Date/heure
29/06/2023
9 h 45 - 18 h 15
Catégories
Des écritures, des peintures, des murs
Le sens des lieux
dans le cadre du programme Graffcity
- Téléchargez le programme
- Pour obtenir le lien de connexion, merci de prendre contact avec Anne Beyaert-Geslin : anne.geslin-beyaert@u-bordeaux-montaigne.fr
La journée d’étude s’inscrit dans le cadre du programme Graffcity. Appropriations urbaines imagées (2020-2024) financé par la région Nouvelle Aquitaine. Elle fait suite aux colloques Sémiotique et écritures urbaines (30 juin-1er juillet 2020) qui a soumis les écritures à l’expertise sémiotique avec une approche générale et L’Urbanité de l’art. Questions sémiotiques (22, 23 & 24 juin 2022) qui a porté une attention plus spécifique aux inscriptions et objets au statut artistique pour en apprécier les fonctions de moralisation. Elle prolonge cette interrogation des valeurs pour demander comment une inscription, considérée comme une dégradation, peut renier un mur de la ville ou, au contraire, l’ennoblir lorsqu’elle revendique un statut quasi artistique. La dévalorisation ou valorisation d’un mur ou d’un autre, d’une rue ou d’une autre, est déterminée par le statut de l’inscription : le tag est considéré comme une salissure alors que la « fresque urbaine » est assimilée à une oeuvre d’art. Les inscriptions redessinent ainsi la ville. Tandis que certaines rues sont désavouées et comme mises au ban de la cité, certaines autres, par le pouvoir d’une image ou d’un mot, deviennent un foyer d’attention pour le piéton, un nouveau centre pour la ville. Comment ces appropriations par les habitants eux-mêmes, énonciateurs graffeurs, redessinent-elles la ville à partir de ces zones critiques ? Comment ces inscriptions urbaines redéfinissent-elles l’énonciation piétonnière (De Certeau 1990) ?
L’énonciation (Benveniste 1966 et 1974 ; Dondero, Beyaert-Geslin & Moutat 2017, dirs.) se conçoit ici de deux façons, en renvoyant dans les deux cas à une instance collective. Il importe de considérer la variété des inscriptions (tag ou fresques, écritures ou peintures) et d’en observer les formes qui sont les marques de la première (l’énonciation imagée), afin de saisir le « travail » des valeurs et les modifications des parcours de la ville qui concernent la seconde (l’énonciation piétonnière). Entre péjoration et mélioration, disqualification et requalification, les inscriptions mettent-elles en oeuvre des stratégies intermédiaires, alternatives, non-marquées qui, au-delà d’une simple inversion axiologique, déplacent plutôt le sens d’un mur par une connotation (poétique, religieuse, commerciale, mémorielle ou « modernisante », etc.) ?

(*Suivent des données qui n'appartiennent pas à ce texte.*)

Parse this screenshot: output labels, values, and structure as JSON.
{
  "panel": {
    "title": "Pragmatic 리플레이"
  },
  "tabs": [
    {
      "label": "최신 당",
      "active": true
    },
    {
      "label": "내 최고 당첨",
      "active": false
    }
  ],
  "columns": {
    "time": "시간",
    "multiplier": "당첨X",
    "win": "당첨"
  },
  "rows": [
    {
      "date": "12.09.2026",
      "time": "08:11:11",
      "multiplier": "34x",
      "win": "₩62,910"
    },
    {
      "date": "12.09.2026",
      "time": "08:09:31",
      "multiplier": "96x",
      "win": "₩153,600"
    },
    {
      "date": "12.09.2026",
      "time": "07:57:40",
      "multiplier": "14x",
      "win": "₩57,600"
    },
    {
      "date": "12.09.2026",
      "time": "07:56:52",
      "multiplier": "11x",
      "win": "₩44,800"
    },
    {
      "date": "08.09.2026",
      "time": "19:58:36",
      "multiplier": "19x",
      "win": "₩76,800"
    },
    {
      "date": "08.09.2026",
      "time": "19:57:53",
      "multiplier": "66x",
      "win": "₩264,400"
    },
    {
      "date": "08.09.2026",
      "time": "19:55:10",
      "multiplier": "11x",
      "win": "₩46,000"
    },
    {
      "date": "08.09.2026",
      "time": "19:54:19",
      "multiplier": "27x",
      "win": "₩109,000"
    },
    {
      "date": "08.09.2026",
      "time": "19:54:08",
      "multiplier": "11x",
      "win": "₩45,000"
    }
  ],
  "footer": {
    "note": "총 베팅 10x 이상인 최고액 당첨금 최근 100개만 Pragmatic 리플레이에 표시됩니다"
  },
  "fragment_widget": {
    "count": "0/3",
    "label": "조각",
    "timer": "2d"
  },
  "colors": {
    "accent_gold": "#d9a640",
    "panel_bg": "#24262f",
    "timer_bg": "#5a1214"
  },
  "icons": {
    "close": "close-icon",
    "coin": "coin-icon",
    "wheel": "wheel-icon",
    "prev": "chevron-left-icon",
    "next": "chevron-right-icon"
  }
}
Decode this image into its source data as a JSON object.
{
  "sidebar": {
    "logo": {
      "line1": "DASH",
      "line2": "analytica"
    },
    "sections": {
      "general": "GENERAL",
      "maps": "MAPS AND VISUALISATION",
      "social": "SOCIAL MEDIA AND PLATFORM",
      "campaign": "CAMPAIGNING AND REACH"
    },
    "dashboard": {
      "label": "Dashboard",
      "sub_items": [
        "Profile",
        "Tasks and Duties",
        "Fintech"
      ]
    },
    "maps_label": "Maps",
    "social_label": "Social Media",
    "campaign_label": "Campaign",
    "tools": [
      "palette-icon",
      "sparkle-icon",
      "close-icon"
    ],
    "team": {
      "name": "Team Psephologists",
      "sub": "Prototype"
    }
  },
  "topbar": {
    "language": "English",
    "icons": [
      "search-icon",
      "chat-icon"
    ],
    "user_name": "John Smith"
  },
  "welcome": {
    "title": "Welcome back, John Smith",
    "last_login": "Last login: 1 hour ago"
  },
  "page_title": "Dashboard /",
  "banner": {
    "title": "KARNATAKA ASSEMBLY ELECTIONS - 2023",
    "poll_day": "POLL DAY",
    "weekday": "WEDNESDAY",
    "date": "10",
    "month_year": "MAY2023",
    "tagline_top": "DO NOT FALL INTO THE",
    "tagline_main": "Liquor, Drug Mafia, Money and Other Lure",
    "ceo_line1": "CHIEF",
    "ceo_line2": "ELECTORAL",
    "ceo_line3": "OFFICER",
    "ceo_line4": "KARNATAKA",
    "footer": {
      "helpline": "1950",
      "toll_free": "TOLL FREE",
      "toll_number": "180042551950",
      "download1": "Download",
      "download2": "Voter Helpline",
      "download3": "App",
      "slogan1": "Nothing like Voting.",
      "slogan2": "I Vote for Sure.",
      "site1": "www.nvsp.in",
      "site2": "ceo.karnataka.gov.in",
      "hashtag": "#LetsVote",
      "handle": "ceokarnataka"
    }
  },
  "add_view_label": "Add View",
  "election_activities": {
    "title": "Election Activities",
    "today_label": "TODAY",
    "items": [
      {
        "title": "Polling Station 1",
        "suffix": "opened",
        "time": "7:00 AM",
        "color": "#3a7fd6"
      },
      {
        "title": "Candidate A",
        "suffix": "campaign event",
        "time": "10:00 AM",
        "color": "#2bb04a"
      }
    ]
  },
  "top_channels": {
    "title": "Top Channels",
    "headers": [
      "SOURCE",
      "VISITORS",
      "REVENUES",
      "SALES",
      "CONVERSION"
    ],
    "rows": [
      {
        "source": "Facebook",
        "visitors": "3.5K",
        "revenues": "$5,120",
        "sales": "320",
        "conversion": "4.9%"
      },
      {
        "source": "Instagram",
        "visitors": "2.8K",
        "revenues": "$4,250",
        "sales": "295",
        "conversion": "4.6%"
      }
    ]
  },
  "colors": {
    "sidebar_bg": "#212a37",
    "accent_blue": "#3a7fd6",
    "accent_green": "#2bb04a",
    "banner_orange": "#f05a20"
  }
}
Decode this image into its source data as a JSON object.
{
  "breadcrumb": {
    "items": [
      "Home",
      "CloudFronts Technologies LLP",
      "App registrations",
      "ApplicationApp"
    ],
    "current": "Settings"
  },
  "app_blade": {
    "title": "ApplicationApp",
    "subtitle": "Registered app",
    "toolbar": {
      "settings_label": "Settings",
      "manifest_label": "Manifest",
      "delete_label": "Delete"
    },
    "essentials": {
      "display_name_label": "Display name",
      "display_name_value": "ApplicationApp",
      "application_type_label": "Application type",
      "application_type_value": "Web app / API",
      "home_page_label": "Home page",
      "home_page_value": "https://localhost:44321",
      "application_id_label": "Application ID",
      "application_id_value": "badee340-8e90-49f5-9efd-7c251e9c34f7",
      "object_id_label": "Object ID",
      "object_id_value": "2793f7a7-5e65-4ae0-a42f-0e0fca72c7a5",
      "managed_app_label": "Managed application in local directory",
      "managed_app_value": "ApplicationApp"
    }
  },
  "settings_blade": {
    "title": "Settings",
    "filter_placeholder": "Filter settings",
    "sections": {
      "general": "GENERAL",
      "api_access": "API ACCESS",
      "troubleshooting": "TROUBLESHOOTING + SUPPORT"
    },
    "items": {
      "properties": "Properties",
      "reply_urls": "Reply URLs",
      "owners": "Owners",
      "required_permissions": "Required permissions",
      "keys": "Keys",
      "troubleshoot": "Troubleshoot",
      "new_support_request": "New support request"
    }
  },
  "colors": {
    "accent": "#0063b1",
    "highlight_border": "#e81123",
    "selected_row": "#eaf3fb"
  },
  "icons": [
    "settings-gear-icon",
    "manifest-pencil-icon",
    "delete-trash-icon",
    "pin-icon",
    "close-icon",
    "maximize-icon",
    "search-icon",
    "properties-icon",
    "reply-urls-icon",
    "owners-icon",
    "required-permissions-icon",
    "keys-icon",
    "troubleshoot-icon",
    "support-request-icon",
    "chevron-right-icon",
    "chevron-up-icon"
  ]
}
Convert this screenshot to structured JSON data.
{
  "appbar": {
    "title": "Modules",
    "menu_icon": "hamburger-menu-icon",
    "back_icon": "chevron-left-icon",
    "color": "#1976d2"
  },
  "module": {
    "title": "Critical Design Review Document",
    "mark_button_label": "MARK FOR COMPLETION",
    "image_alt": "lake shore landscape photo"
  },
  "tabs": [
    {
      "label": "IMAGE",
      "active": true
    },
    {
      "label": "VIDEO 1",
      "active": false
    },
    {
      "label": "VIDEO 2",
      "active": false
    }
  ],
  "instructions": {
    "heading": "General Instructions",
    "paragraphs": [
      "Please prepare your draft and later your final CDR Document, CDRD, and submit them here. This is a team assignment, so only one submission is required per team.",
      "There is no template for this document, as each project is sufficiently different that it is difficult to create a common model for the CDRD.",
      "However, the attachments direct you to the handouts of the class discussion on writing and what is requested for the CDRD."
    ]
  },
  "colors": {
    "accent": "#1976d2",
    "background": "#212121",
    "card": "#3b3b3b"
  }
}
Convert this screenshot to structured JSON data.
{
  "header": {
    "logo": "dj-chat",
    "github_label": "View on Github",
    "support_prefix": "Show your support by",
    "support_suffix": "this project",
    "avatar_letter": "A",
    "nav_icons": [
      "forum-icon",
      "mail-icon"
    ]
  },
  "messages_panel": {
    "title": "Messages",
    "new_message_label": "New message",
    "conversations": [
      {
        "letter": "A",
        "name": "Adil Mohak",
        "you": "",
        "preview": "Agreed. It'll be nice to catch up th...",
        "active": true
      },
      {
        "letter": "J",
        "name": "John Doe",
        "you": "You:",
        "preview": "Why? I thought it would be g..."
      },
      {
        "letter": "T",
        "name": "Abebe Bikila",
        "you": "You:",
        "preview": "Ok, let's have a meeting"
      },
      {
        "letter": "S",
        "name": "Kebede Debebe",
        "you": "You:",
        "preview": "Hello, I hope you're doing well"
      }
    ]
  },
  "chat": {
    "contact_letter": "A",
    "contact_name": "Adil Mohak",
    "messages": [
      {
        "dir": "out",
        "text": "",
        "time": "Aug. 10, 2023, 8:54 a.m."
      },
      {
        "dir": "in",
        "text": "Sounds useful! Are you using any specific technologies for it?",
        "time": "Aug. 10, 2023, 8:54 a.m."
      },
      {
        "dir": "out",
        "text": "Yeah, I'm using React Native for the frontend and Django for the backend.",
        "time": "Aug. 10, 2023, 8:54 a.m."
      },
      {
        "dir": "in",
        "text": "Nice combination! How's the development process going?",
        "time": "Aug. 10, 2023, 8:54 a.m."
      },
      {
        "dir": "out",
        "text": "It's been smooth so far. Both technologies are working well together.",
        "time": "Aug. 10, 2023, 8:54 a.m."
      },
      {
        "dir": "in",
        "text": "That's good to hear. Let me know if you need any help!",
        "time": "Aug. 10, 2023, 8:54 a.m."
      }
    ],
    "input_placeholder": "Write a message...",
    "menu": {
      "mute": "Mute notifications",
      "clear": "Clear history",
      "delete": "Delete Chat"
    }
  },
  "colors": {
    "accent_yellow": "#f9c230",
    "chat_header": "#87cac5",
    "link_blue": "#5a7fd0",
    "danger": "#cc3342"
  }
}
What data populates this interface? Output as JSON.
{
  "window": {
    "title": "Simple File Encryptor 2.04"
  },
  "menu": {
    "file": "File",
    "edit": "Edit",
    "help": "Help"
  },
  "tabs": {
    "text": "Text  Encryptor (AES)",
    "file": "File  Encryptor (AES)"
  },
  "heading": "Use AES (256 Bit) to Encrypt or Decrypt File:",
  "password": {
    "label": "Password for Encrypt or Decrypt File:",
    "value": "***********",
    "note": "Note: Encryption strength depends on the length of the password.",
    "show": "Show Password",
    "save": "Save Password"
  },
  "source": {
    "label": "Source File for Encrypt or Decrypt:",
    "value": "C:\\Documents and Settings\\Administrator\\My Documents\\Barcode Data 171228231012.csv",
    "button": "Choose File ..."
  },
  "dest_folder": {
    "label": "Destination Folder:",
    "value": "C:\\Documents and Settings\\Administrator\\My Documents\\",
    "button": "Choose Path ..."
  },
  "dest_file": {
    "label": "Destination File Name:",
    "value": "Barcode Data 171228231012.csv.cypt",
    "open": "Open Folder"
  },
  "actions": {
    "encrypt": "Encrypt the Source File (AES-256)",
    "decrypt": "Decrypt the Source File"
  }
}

Un second axe de recherche est proposé pour préciser ce jeu de valorisation. Il s’agit d’observer comment ces inscriptions modifient le statut d’un bâtiment ou d’un quartier pour, via une destitution qui est aussi une instauration, ouvrir la possibilité d’un nouveau lieu (De Certeau, ibid). Elles constituent alors une sorte de baptême qui fait perdre le sens du premier lieu, en efface les repères, pour l’ouvrir à une autre vie. Cette efficacité symbolique (Lévi-Strauss 1949) des inscriptions, qui fait être dans une autre identité et une nouvelle fonction, ou au moins en forme la promesse, la déstabilisation axiologique augurant alors une forme de stabilité, sera associée à des lieux de vie collective (la friche Darwin à Bordeaux, le musée de l’Autre et de l’ailleurs à Rome, mais aussi, et déjà, les grottes ornées) constitués à partir de cette appropriation ou réappropriation collective.
« Et par le pouvoir d’un mot… », dit le poème de Paul Eluard. Il s’agit ici de relier des mots et des images aux supports des murs en leur conférant un statut d’inscriptions pour comprendre comme ces langages, parce qu’ils manifestent une présence humaine et témoignent d’une main, donnent sens aux lieux.